L’industrie maritime sera contrainte de s’électrifier pour se conformer aux réglementations limitant les émissions atmosphériques de NOx et de SOx, les gaz nocifs produits par les systèmes de propulsion à moteur à combustion. Les batteries de traction sont peut-être les plus aptes, parmi les différentes technologies viables, à s’adapter économiquement et techniquement aux besoins de puissance, d’énergie et de distance requis par les grands navires transocéaniques. Mais elles ne sont pas les seules
Les réglementations environnementales susmentionnées, qui imposent aux compagnies maritimes d’être neutres en carbone d’ici à 2050, et l’augmentation du coût des carburants rendent nécessaire l’accélération de l’efficacité énergétique des grands navires de charge, et donc la réduction de leurs émissions. L’un des moyens d’y parvenir est de recourir à la technologie ancestrale des voiles.

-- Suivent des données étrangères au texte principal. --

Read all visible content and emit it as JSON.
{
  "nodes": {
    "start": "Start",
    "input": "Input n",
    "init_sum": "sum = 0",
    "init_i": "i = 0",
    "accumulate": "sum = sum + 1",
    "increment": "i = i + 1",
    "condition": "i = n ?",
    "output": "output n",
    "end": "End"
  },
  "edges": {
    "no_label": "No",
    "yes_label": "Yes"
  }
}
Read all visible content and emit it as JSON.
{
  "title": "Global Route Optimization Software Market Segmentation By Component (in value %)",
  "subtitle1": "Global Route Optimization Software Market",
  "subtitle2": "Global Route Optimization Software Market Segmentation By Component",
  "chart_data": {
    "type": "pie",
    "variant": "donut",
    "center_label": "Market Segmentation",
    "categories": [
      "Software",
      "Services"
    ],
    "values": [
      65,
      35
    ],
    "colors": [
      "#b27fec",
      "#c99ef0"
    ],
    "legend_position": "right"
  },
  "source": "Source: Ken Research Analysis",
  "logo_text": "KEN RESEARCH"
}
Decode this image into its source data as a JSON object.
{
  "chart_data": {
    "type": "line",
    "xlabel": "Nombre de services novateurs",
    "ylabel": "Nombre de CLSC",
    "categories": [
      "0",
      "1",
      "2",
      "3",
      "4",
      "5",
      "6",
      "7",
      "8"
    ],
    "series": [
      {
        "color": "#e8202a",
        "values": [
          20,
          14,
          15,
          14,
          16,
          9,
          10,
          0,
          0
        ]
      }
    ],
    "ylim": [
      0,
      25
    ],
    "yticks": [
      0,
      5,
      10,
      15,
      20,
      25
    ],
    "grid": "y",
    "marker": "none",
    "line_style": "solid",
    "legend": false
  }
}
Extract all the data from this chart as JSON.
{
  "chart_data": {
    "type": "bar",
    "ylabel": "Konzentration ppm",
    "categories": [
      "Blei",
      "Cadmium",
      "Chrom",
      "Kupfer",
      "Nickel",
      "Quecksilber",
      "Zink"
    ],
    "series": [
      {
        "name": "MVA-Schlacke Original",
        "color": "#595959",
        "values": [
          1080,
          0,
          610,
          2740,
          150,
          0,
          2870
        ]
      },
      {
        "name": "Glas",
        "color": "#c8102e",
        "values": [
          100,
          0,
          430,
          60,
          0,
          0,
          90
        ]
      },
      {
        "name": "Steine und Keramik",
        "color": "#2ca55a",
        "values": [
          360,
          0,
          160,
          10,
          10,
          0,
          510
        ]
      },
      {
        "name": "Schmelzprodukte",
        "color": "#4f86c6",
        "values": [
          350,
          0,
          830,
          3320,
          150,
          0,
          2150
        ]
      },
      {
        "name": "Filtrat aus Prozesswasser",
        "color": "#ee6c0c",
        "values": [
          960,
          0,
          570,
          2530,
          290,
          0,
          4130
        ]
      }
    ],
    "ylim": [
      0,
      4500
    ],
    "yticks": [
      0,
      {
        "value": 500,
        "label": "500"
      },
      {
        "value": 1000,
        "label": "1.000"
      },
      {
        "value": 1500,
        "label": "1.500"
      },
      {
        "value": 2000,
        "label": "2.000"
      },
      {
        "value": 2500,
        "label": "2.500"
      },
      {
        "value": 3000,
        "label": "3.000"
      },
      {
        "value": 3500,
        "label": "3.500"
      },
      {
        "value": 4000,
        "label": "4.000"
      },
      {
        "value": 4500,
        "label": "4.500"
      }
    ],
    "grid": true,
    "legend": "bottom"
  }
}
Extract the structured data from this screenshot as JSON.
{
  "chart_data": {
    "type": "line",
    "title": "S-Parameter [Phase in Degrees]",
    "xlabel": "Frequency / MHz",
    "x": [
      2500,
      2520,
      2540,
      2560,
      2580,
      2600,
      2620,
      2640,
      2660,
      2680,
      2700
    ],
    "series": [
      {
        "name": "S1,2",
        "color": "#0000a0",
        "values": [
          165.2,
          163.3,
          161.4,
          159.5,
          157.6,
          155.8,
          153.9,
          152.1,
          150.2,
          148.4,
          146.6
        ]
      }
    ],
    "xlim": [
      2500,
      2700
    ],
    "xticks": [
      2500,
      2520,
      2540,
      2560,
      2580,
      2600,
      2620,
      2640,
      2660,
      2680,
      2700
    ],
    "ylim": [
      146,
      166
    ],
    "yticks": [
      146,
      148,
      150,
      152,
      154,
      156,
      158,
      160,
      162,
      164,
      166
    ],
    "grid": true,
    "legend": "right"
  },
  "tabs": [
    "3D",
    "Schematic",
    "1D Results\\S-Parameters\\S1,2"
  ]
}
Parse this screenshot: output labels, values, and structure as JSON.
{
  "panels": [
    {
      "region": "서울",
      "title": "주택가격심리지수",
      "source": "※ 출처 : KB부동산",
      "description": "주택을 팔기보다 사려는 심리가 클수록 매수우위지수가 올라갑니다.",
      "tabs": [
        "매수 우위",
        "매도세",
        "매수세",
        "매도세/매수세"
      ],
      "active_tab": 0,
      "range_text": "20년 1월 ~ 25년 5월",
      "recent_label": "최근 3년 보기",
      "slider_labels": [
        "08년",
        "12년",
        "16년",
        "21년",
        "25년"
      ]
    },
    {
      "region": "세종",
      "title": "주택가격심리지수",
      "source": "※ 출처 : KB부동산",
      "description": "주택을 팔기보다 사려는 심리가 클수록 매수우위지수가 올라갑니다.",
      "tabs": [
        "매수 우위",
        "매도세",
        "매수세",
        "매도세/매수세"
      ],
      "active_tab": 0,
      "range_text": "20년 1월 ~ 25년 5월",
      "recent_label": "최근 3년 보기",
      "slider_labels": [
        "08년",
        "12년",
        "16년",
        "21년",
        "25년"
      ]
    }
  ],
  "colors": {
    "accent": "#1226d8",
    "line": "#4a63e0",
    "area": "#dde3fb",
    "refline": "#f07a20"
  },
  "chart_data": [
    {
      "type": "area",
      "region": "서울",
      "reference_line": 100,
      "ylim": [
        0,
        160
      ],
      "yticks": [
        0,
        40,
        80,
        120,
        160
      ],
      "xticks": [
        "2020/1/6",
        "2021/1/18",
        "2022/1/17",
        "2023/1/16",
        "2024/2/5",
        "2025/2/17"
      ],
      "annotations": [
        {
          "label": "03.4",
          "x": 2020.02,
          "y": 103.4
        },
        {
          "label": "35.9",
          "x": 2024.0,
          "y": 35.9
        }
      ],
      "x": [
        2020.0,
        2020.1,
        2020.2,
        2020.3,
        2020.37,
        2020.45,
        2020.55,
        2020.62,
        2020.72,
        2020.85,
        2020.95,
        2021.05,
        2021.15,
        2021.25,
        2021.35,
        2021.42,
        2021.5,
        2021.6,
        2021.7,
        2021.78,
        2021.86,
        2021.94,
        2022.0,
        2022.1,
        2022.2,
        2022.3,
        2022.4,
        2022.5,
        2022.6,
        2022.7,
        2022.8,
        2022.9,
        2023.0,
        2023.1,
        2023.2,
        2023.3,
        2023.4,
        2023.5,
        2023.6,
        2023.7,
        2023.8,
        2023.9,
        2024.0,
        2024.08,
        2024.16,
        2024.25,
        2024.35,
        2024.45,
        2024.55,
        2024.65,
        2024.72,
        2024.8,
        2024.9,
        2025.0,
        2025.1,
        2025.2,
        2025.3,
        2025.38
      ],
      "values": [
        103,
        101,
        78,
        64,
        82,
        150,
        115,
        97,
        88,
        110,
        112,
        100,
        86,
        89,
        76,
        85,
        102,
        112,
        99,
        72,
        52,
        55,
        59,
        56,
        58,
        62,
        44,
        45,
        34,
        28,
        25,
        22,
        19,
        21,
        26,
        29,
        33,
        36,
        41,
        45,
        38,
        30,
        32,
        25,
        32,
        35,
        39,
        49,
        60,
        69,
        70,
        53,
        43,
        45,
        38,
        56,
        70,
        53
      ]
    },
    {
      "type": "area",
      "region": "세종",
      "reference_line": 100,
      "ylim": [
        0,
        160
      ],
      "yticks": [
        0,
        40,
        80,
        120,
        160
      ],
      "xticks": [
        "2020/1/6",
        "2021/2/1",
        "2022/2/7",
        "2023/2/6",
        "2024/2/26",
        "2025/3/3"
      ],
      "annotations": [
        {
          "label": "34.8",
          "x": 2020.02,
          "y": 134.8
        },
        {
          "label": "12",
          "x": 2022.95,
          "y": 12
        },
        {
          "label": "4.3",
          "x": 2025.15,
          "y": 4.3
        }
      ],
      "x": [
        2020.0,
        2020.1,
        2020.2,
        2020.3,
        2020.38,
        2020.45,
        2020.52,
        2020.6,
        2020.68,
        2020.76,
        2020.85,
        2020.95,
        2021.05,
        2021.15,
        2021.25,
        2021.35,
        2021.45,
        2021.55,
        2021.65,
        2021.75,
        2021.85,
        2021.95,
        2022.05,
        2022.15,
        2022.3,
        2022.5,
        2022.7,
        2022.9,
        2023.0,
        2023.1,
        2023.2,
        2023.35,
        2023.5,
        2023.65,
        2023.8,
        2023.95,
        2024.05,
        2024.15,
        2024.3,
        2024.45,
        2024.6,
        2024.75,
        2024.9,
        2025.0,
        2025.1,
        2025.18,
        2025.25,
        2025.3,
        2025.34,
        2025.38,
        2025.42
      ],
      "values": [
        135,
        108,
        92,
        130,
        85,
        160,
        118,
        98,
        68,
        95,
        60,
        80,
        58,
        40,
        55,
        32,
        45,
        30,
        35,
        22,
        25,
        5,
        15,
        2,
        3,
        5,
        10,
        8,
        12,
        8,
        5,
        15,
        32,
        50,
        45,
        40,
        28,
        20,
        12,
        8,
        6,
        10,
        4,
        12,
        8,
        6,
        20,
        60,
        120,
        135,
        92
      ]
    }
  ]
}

Le vent est le meilleur allié des navires
Les voiles ont été essentielles à la navigation commerciale jusqu’après la Seconde Guerre mondiale. Leur format a posé deux problèmes qui ont conduit à leur abandon, au-delà de la navigation de plaisance, conduisant les grands navires à utiliser la vapeur et le diesel. Le premier est qu’elles nécessitent des équipages nombreux et le second est qu’elles dépendent totalement de l’adéquation du vent pour atteindre la vitesse d’avancement.
Par exemple, un navire de 921 tonnes a besoin d’un équipage d’environ 30 personnes pour manipuler les voiles, alors qu’un porte-conteneurs moderne de 196 000 tonnes n’a besoin que de 13 membres d’équipage, la plupart d’entre eux manipulant des machines et des panneaux à boutons plutôt que des cordages.
La technologie au secours des voiles
Depuis la crise énergétique des années 1970, l’idée de relancer l’utilisation des voiles pour réduire les coûts de carburant a refait surface. La recherche a permis de moderniser ce système encombrant, notamment avec des versions modernisées. Parmi les idées récentes, on peut citer l’utilisation de grands cerfs-volants, de voiles composites, de voiles gonflables ou encore l’utilisation de la coque du navire lui-même comme voile.
GeCheng Zha, professeur d’ingénierie aérospatiale à l’université de Miami, a travaillé sur une approche basée sur les rotors Flettner, qui étaient déjà utilisés dans les années 1920, et qui fonctionnent en utilisant l’effet Magnus basé sur de grands cylindres rotatifs installés sur le pont du navire.
Lorsque le vent passe au-dessus de ces cylindres rotatifs, une différence de pression est générée entre les côtés du cylindre en raison du changement de vitesse de l’air, ce qui produit une poussée perpendiculaire au flux du vent. Cette poussée supplémentaire aide à propulser le bateau, réduisant ainsi la nécessité d’utiliser les moteurs principaux et donc la consommation de carburant.
Sur la base de cette idée, Zha applique une modification essentielle qui réduit les besoins en énergie et permet de se passer de tout moteur électrique, car les cylindres de CoFlow Jet ne tournent pas. Ils utilisent le vent qui les traverse pour les souffler de l’autre côté du cylindre, générant ainsi un déséquilibre de pression et une poussée sur toute sa longueur.
Selon Zha, ce système est extrêmement efficace et peut fournir 100 % de la poussée nécessaire pour déplacer le bateau, avec un coefficient de portance très élevé et une réduction significative de la traînée aérodynamique. Contrairement aux rotors de Flettner, il n’a pas de pièces rotatives et permet d’économiser jusqu’à 50 % de carburant sur les grands cargos et 90 % sur les navires plus petits.
Cela peut paraître surprenant, mais il faut savoir qu’un voilier peut réduire sa consommation de carburant de 100 % en n’utilisant que des voiles et en arrêtant les moteurs, bien que cela dépende de la force et de la direction du vent. Un autre avantage du système CoFlow Jet est qu’il peut être installé sur des navires existants et que les cylindres peuvent être rétractés pour faciliter l’entrée et la sortie du port.
« Ce qui est ancien est à nouveau nouveau nouveau », a déclaré M. Zha. « Avec les avancées technologiques actuelles, la propulsion éolienne est une alternative efficace aux moteurs diesel. Le principal avantage est qu’elle est respectueuse de l’environnement et qu’elle constitue un moyen efficace de décarboniser le secteur du transport maritime, qui est responsable d’environ 3 % des émissions mondiales de gaz à effet de serre. Le secteur du transport maritime a été réticent au changement en raison de la puissance des moteurs diesel, mais aujourd’hui, la pression augmentant, il devra s’adapter volontairement ou non.